After topping several huge sand dunes with Adam and then losing track of him for a moment, I heard his motor racing just over the next dune. I made my way over to where the noise was coming from and it was apparent in an instant that Adam was planning to jump from the top of one sand dune to the top of another. I was yelling, “NO!” across a canyon of sand, and it felt like a movie-style slow motion sequence kicked in as Adam raced through the gears and hit the peak of the dune doing more than 60 miles per hour. Almost immediately, Adam and his machine separated. It was quite a sight, really. He had the look of both Superman and a gut-shot pheasant at the same time. Adam landed 120 feet later surrounded by the scrap metal remains of what he was riding. His first words when I rushed over to him were “That was awesome.”

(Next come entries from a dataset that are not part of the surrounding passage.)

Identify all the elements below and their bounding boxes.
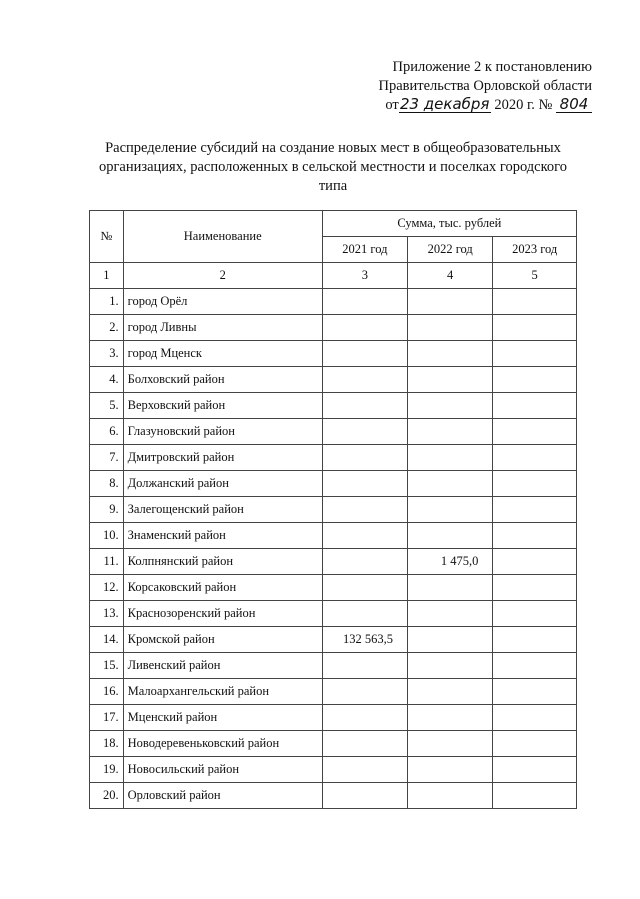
value-2022-cell xyxy=(408,341,493,367)
value-2021-cell xyxy=(322,601,407,627)
value-2022-cell xyxy=(408,523,493,549)
row-name-cell: Залегощенский район xyxy=(123,497,322,523)
value-2021-cell xyxy=(322,341,407,367)
value-2021-cell xyxy=(322,445,407,471)
row-name-cell: Глазуновский район xyxy=(123,419,322,445)
document-header xyxy=(352,58,592,115)
value-2022-cell xyxy=(408,679,493,705)
value-2021-cell xyxy=(322,419,407,445)
value-2023-cell xyxy=(493,341,577,367)
table-body xyxy=(90,289,577,809)
table-row xyxy=(90,627,577,653)
year-text: 2020 г. № xyxy=(494,97,553,113)
row-name-cell: Орловский район xyxy=(123,783,322,809)
value-2023-cell xyxy=(493,419,577,445)
table-row xyxy=(90,783,577,809)
value-2021-cell xyxy=(322,549,407,575)
row-number-cell: 19. xyxy=(90,757,124,783)
header-year-2021: 2021 год xyxy=(322,237,407,263)
value-2021-cell xyxy=(322,705,407,731)
row-name-cell: Знаменский район xyxy=(123,523,322,549)
value-2021-cell xyxy=(322,731,407,757)
header-line-2: Правительства Орловской области xyxy=(378,78,592,94)
value-2023-cell xyxy=(493,549,577,575)
value-2021-cell xyxy=(322,575,407,601)
row-name-cell: город Мценск xyxy=(123,341,322,367)
value-2022-cell xyxy=(408,289,493,315)
value-2022-cell xyxy=(408,627,493,653)
table-row xyxy=(90,419,577,445)
header-name: Наименование xyxy=(123,211,322,263)
value-2021-cell xyxy=(322,757,407,783)
value-2022-cell: 1 475,0 xyxy=(408,549,493,575)
table-row xyxy=(90,341,577,367)
table-row xyxy=(90,315,577,341)
table-row xyxy=(90,757,577,783)
index-cell: 1 xyxy=(90,263,124,289)
value-2021-cell xyxy=(322,315,407,341)
value-2022-cell xyxy=(408,393,493,419)
header-line-3 xyxy=(352,96,592,115)
row-number-cell: 8. xyxy=(90,471,124,497)
value-2023-cell xyxy=(493,679,577,705)
value-2021-cell xyxy=(322,393,407,419)
row-name-cell: Верховский район xyxy=(123,393,322,419)
value-2021-cell xyxy=(322,367,407,393)
value-2023-cell xyxy=(493,367,577,393)
value-2021-cell xyxy=(322,653,407,679)
row-name-cell: Ливенский район xyxy=(123,653,322,679)
row-number-cell: 20. xyxy=(90,783,124,809)
row-name-cell: город Ливны xyxy=(123,315,322,341)
row-number-cell: 18. xyxy=(90,731,124,757)
row-name-cell: Кромской район xyxy=(123,627,322,653)
row-number-cell: 17. xyxy=(90,705,124,731)
value-2023-cell xyxy=(493,783,577,809)
table-row xyxy=(90,497,577,523)
header-year-2022: 2022 год xyxy=(408,237,493,263)
row-name-cell: Колпнянский район xyxy=(123,549,322,575)
value-2023-cell xyxy=(493,705,577,731)
row-name-cell: Малоархангельский район xyxy=(123,679,322,705)
value-2022-cell xyxy=(408,783,493,809)
value-2021-cell xyxy=(322,783,407,809)
value-2022-cell xyxy=(408,419,493,445)
row-number-cell: 15. xyxy=(90,653,124,679)
table-row xyxy=(90,393,577,419)
table-row xyxy=(90,549,577,575)
table-row xyxy=(90,731,577,757)
value-2022-cell xyxy=(408,471,493,497)
row-number-cell: 5. xyxy=(90,393,124,419)
row-number-cell: 2. xyxy=(90,315,124,341)
row-number-cell: 9. xyxy=(90,497,124,523)
row-number-cell: 10. xyxy=(90,523,124,549)
row-number-cell: 3. xyxy=(90,341,124,367)
header-year-2023: 2023 год xyxy=(493,237,577,263)
value-2023-cell xyxy=(493,289,577,315)
row-number-cell: 13. xyxy=(90,601,124,627)
value-2022-cell xyxy=(408,705,493,731)
value-2023-cell xyxy=(493,315,577,341)
table-row xyxy=(90,575,577,601)
row-name-cell: Новодеревеньковский район xyxy=(123,731,322,757)
from-label: от xyxy=(385,97,399,113)
value-2022-cell xyxy=(408,757,493,783)
row-name-cell: Корсаковский район xyxy=(123,575,322,601)
value-2022-cell xyxy=(408,731,493,757)
index-cell: 5 xyxy=(493,263,577,289)
table-row xyxy=(90,471,577,497)
value-2022-cell xyxy=(408,653,493,679)
row-name-cell: город Орёл xyxy=(123,289,322,315)
value-2021-cell: 132 563,5 xyxy=(322,627,407,653)
header-number: № xyxy=(90,211,124,263)
value-2021-cell xyxy=(322,523,407,549)
value-2023-cell xyxy=(493,575,577,601)
header-line-1: Приложение 2 к постановлению xyxy=(392,59,592,75)
value-2022-cell xyxy=(408,497,493,523)
document-title: Распределение субсидий на создание новых мест в общеобразовательных организациях, расположенных в сельской местности и поселках городского типа xyxy=(98,140,568,194)
value-2023-cell xyxy=(493,523,577,549)
table-row xyxy=(90,289,577,315)
row-name-cell: Новосильский район xyxy=(123,757,322,783)
value-2021-cell xyxy=(322,497,407,523)
value-2023-cell xyxy=(493,627,577,653)
row-number-cell: 1. xyxy=(90,289,124,315)
row-number-cell: 16. xyxy=(90,679,124,705)
value-2023-cell xyxy=(493,601,577,627)
row-number-cell: 11. xyxy=(90,549,124,575)
row-number-cell: 6. xyxy=(90,419,124,445)
value-2023-cell xyxy=(493,393,577,419)
row-number-cell: 12. xyxy=(90,575,124,601)
value-2022-cell xyxy=(408,445,493,471)
row-number-cell: 4. xyxy=(90,367,124,393)
value-2021-cell xyxy=(322,471,407,497)
subsidy-table xyxy=(89,210,577,809)
row-name-cell: Должанский район xyxy=(123,471,322,497)
index-cell: 2 xyxy=(123,263,322,289)
row-name-cell: Болховский район xyxy=(123,367,322,393)
value-2023-cell xyxy=(493,653,577,679)
row-number-cell: 7. xyxy=(90,445,124,471)
table-index-row xyxy=(90,263,577,289)
handwritten-date: 23 декабря xyxy=(399,95,490,113)
table-row xyxy=(90,653,577,679)
row-name-cell: Дмитровский район xyxy=(123,445,322,471)
value-2021-cell xyxy=(322,679,407,705)
table-header-row xyxy=(90,211,577,237)
row-number-cell: 14. xyxy=(90,627,124,653)
value-2022-cell xyxy=(408,367,493,393)
index-cell: 3 xyxy=(322,263,407,289)
value-2021-cell xyxy=(322,289,407,315)
table-row xyxy=(90,523,577,549)
handwritten-number: 804 xyxy=(556,96,592,113)
header-sum: Сумма, тыс. рублей xyxy=(322,211,576,237)
table-row xyxy=(90,705,577,731)
value-2023-cell xyxy=(493,497,577,523)
value-2022-cell xyxy=(408,575,493,601)
table-row xyxy=(90,679,577,705)
value-2022-cell xyxy=(408,315,493,341)
table-row xyxy=(90,445,577,471)
value-2023-cell xyxy=(493,757,577,783)
table-row xyxy=(90,601,577,627)
value-2023-cell xyxy=(493,731,577,757)
table-row xyxy=(90,367,577,393)
value-2022-cell xyxy=(408,601,493,627)
row-name-cell: Краснозоренский район xyxy=(123,601,322,627)
value-2023-cell xyxy=(493,445,577,471)
index-cell: 4 xyxy=(408,263,493,289)
value-2023-cell xyxy=(493,471,577,497)
row-name-cell: Мценский район xyxy=(123,705,322,731)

Bob Goff, Love Does: Chapter 20, Ten-Year Old Adventures
I love that story. I’ve used it several times this year when I talk about risk-taking in leadership. It’s from the wonderful Bob Goff book Love Does, and in this chapter he shares stories about the adventures he took with each of his children, of their choosing, when they turned ten. We become so scared of “crashing” that we’ve stopped ourselves from embarking on the adventure. Adam reminds us, even with a big crash, it’s still worth it!
I love adventuring. I’ve been an adventurer, and maybe even a bit of a wanderlust at heart, for quite some time now. I set off to Moscow State University in college. I moved to a law school I had never seen in a city I had never visited. From there, I studied in Oxford and traveled around Europe on the weekends.
As a single career woman, I vacationed alone to places I wanted to visit. I drove around southern Alaska by myself for a week and had an interesting hot tub encounter with a moose one evening. I flew to the Cape one birthday month and explored the coastline, quickly developing a deep chagrin for the Massachusetts roundabout. My buddy and I tooled all around Italy via train for two weeks one Thanksgiving season, thoroughly enjoying the pasta marinara and gelato over turkey that year.
In normal life, I’m a scaredy-cat, worry-wort. But put me on a plane, and I’m ready to go.
Building your adventuring muscles builds your leadership muscles too.
Stepping into an environment or experience wholly unknown to you reframes your perspective and requires you to learn new things.
It’s brave to try something brand new or go somewhere you’ve never been. Leaders have to be willing to move in a different direction, explore (and conquer) new territory, and appreciate the differences of their clients/ customers.
What better way to cultivate a leadership sensibility than travel?
I also want to encourage a thirst for adventure in my kids. We have maps hung next to our dinner table and a globe that talks to us, playing local music and describing culture and currency. I have one child in particular that begs to go on adventures from Russia to Africa. He asks, where is the furthest place we can fly mommy? When I respond, Australia, he excitedly proclaims, Let’s go there!
I am committed to taking a one-on-one trip with a different child each year. While we can’t afford to jet off to Australia (yet, I’m coming Stella, just give me a couple years!), we do explore new places and seek out new experiences. This weekend I fly with the baby to a spot in the deep South neither of us have been. We have a list of the Top 15 Things To Do in hand. Maybe we’ll do all 15, or maybe we’ll just do one and swim the rest of the time, but it’s certain to be an adventure in a new place with new scenery and new people.
Maybe our adult brains, with all their schedules and routines, would benefit from an emphatic declaration to go to the furthest places we can imagine and try a fresh adventure on for size.